Deutsche Bank cut its price target on XPeng Motors to $33 from $43, saying the carmaker is facing a painful strategic turnaround. The bank maintains its Buy rating on Xpeng, citing the company’s assisted-driving technology is undervalued over the long term.
XPeng is in the process of making multiple painful pivots and doesn’t have any clear quick pivot points in sight, the bank’s analysts said in a research note. “We lower our price target by $10 to $33, now based on 2.0x 2023E EV/Sales (vs. prior 2.5x), the low end of the group to reflect a much more painful strategic transition.”
XPeng on Tuesday reported second-quarter revenue that beat expectations, but gave yet another discouraging guidance for the next quarter.
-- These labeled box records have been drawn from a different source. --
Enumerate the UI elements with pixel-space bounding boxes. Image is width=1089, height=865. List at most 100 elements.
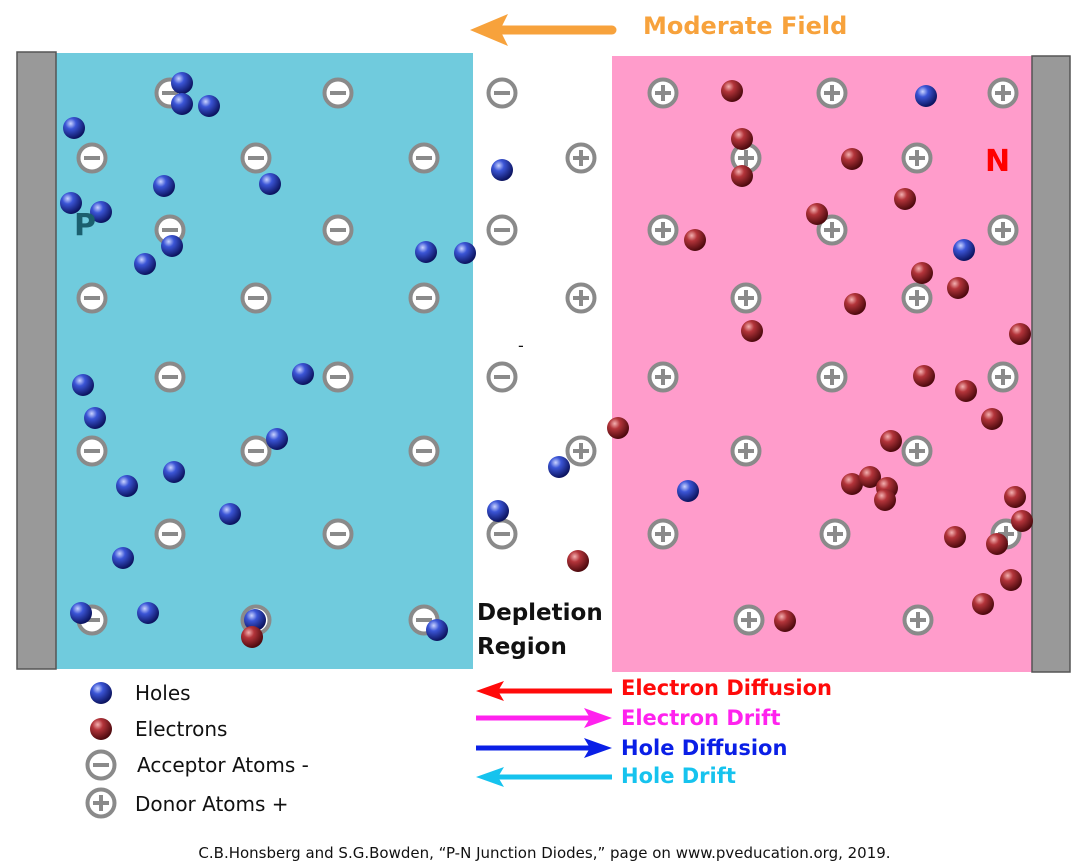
hole-particle	[915, 85, 937, 107]
acceptor-atom-icon	[322, 214, 354, 246]
electron-particle	[774, 610, 796, 632]
hole-particle	[90, 201, 112, 223]
hole-particle	[244, 609, 266, 631]
legend-holes-label: Holes	[135, 681, 191, 705]
legend-acceptor-label: Acceptor Atoms -	[137, 753, 309, 777]
hole-particle	[134, 253, 156, 275]
acceptor-atom-icon	[322, 361, 354, 393]
donor-atom-icon	[987, 77, 1019, 109]
hole-particle	[171, 93, 193, 115]
electron-particle	[841, 473, 863, 495]
hole-particle	[63, 117, 85, 139]
electron-particle	[981, 408, 1003, 430]
electron-particle	[955, 380, 977, 402]
field-label: Moderate Field	[643, 12, 848, 40]
hole-particle	[491, 159, 513, 181]
dopant-atoms	[76, 77, 1022, 636]
acceptor-atom-icon	[408, 282, 440, 314]
hole-particle	[548, 456, 570, 478]
hole-particle	[90, 682, 112, 704]
donor-atom-icon	[987, 214, 1019, 246]
electron-particle	[874, 489, 896, 511]
hole-particle	[219, 503, 241, 525]
electron-drift-label: Electron Drift	[621, 706, 781, 730]
stray-minus-mark: -	[518, 336, 524, 355]
electron-particle	[731, 128, 753, 150]
hole-particle	[677, 480, 699, 502]
hole-particle	[259, 173, 281, 195]
donor-atom-icon	[733, 604, 765, 636]
electron-particle	[859, 466, 881, 488]
hole-particle	[84, 407, 106, 429]
hole-diffusion-label: Hole Diffusion	[621, 736, 788, 760]
electron-particle	[567, 550, 589, 572]
electron-diffusion-label: Electron Diffusion	[621, 676, 832, 700]
electron-particle	[911, 262, 933, 284]
acceptor-atom-icon	[486, 518, 518, 550]
electron-particle	[721, 80, 743, 102]
acceptor-atom-icon	[240, 282, 272, 314]
hole-particle	[292, 363, 314, 385]
field-arrow	[470, 14, 617, 46]
donor-atom-icon	[647, 77, 679, 109]
electron-particle	[844, 293, 866, 315]
donor-atom-icon	[901, 282, 933, 314]
arrow-hole-drift	[476, 767, 612, 787]
acceptor-atom-icon	[486, 214, 518, 246]
acceptor-atom-icon	[85, 749, 117, 781]
donor-atom-icon	[816, 361, 848, 393]
donor-atom-icon	[730, 142, 762, 174]
donor-atom-icon	[565, 435, 597, 467]
hole-particle	[171, 72, 193, 94]
acceptor-atom-icon	[322, 518, 354, 550]
acceptor-atom-icon	[154, 518, 186, 550]
electron-particle	[894, 188, 916, 210]
electron-particle	[731, 165, 753, 187]
donor-atom-icon	[987, 361, 1019, 393]
hole-particle	[487, 500, 509, 522]
electron-particle	[741, 320, 763, 342]
hole-particle	[161, 235, 183, 257]
donor-atom-icon	[816, 214, 848, 246]
right-metal-contact	[1031, 55, 1071, 673]
donor-atom-icon	[730, 282, 762, 314]
charge-carriers	[60, 72, 1033, 648]
donor-atom-icon	[902, 604, 934, 636]
p-region-label: P	[74, 208, 96, 243]
electron-particle	[806, 203, 828, 225]
donor-atom-icon	[819, 518, 851, 550]
electron-particle	[241, 626, 263, 648]
donor-atom-icon	[901, 435, 933, 467]
hole-particle	[153, 175, 175, 197]
acceptor-atom-icon	[76, 282, 108, 314]
electron-particle	[944, 526, 966, 548]
n-type-region	[612, 56, 1032, 672]
electron-particle	[1004, 486, 1026, 508]
hole-drift-label: Hole Drift	[621, 764, 736, 788]
donor-atom-icon	[647, 518, 679, 550]
acceptor-atom-icon	[240, 435, 272, 467]
hole-particle	[70, 602, 92, 624]
acceptor-atom-icon	[154, 361, 186, 393]
electron-particle	[1009, 323, 1031, 345]
electron-particle	[841, 148, 863, 170]
legend-icons	[85, 682, 117, 819]
electron-particle	[607, 417, 629, 439]
electron-particle	[947, 277, 969, 299]
arrow-electron-drift	[476, 708, 612, 728]
legend-arrows	[476, 681, 612, 787]
acceptor-atom-icon	[76, 435, 108, 467]
left-metal-contact	[16, 51, 57, 670]
source-caption: C.B.Honsberg and S.G.Bowden, “P-N Juncti…	[198, 844, 891, 862]
donor-atom-icon	[816, 77, 848, 109]
donor-atom-icon	[85, 787, 117, 819]
electron-particle	[986, 533, 1008, 555]
electron-particle	[90, 718, 112, 740]
electron-particle	[684, 229, 706, 251]
electron-particle	[880, 430, 902, 452]
depletion-label-line-2: Region	[477, 634, 567, 660]
donor-atom-icon	[901, 142, 933, 174]
hole-particle	[116, 475, 138, 497]
electron-particle	[913, 365, 935, 387]
acceptor-atom-icon	[76, 142, 108, 174]
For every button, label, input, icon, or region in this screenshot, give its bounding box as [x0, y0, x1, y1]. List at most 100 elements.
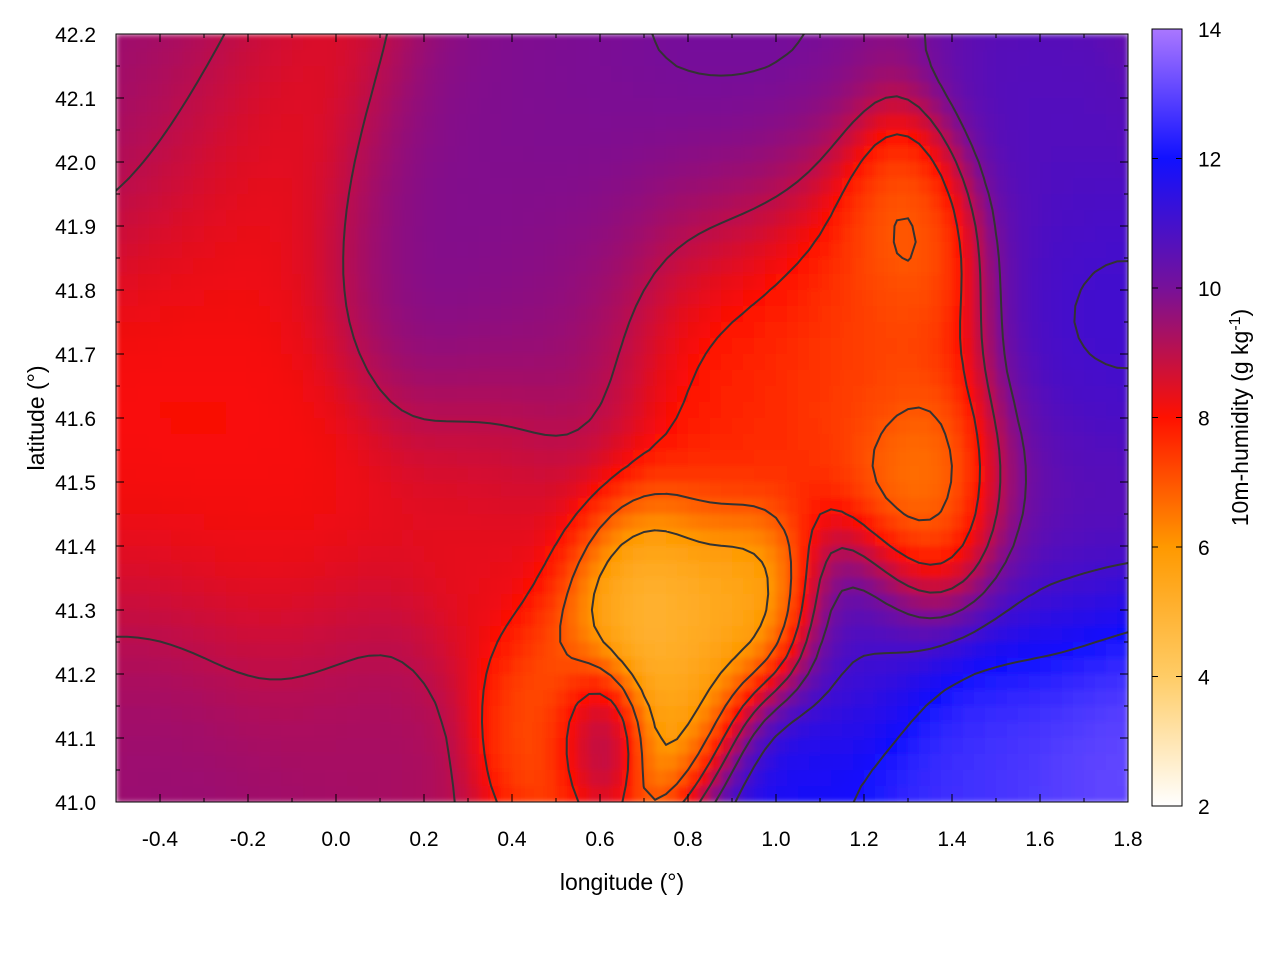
- heatmap-cell: [600, 114, 612, 131]
- heatmap-cell: [578, 530, 590, 547]
- heatmap-cell: [996, 242, 1008, 259]
- heatmap-cell: [688, 658, 700, 675]
- contour-line: [559, 217, 953, 801]
- heatmap-cell: [699, 770, 711, 787]
- heatmap-cell: [1095, 162, 1107, 179]
- heatmap-cell: [941, 50, 953, 67]
- heatmap-cell: [809, 50, 821, 67]
- heatmap-cell: [996, 418, 1008, 435]
- heatmap-cell: [919, 578, 931, 595]
- heatmap-cell: [248, 194, 260, 211]
- heatmap-cell: [160, 578, 172, 595]
- heatmap-cell: [666, 594, 678, 611]
- heatmap-cell: [347, 642, 359, 659]
- heatmap-cell: [666, 130, 678, 147]
- heatmap-cell: [490, 706, 502, 723]
- heatmap-cell: [699, 578, 711, 595]
- heatmap-cell: [567, 274, 579, 291]
- heatmap-cell: [1084, 386, 1096, 403]
- heatmap-cell: [413, 642, 425, 659]
- heatmap-cell: [930, 258, 942, 275]
- heatmap-cell: [237, 530, 249, 547]
- heatmap-cell: [413, 754, 425, 771]
- heatmap-cell: [688, 466, 700, 483]
- heatmap-cell: [589, 178, 601, 195]
- heatmap-cell: [215, 530, 227, 547]
- heatmap-cell: [336, 210, 348, 227]
- heatmap-cell: [193, 482, 205, 499]
- heatmap-cell: [336, 194, 348, 211]
- heatmap-cell: [787, 194, 799, 211]
- heatmap-cell: [952, 194, 964, 211]
- heatmap-cell: [336, 674, 348, 691]
- heatmap-cell: [413, 562, 425, 579]
- heatmap-cell: [534, 546, 546, 563]
- heatmap-cell: [1084, 434, 1096, 451]
- heatmap-cell: [842, 178, 854, 195]
- heatmap-cell: [1040, 66, 1052, 83]
- heatmap-cell: [600, 82, 612, 99]
- heatmap-cell: [204, 418, 216, 435]
- heatmap-cell: [116, 770, 128, 787]
- heatmap-cell: [490, 50, 502, 67]
- heatmap-cell: [347, 562, 359, 579]
- heatmap-cell: [578, 274, 590, 291]
- heatmap-cell: [644, 130, 656, 147]
- heatmap-cell: [1062, 658, 1074, 675]
- heatmap-cell: [809, 82, 821, 99]
- heatmap-cell: [688, 210, 700, 227]
- heatmap-cell: [556, 514, 568, 531]
- heatmap-cell: [985, 658, 997, 675]
- heatmap-cell: [160, 658, 172, 675]
- heatmap-cell: [149, 706, 161, 723]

The company guided for third-quarter deliveries of 29,000 to 31,000 units, below the consensus estimate of 36,000 units.
China’s EV upstarts are increasingly facing customers with higher expectations for product freshness, forcing them to update their products more frequently, the note said. “In the absence of branding power (e.g., Tesla) or superior post purchase service (perhaps NIO), even very attractive products can suddenly fall out of favor in an environment where competition intensifies and BEV penetration is not increasing steadily.”
The team lower the forecast for XPeng deliveries this year and in 2023 by 10,000 units to 145,000 and 245,000, respectively, and expects gross margins to improve by 4 percentage points next year to about 16%.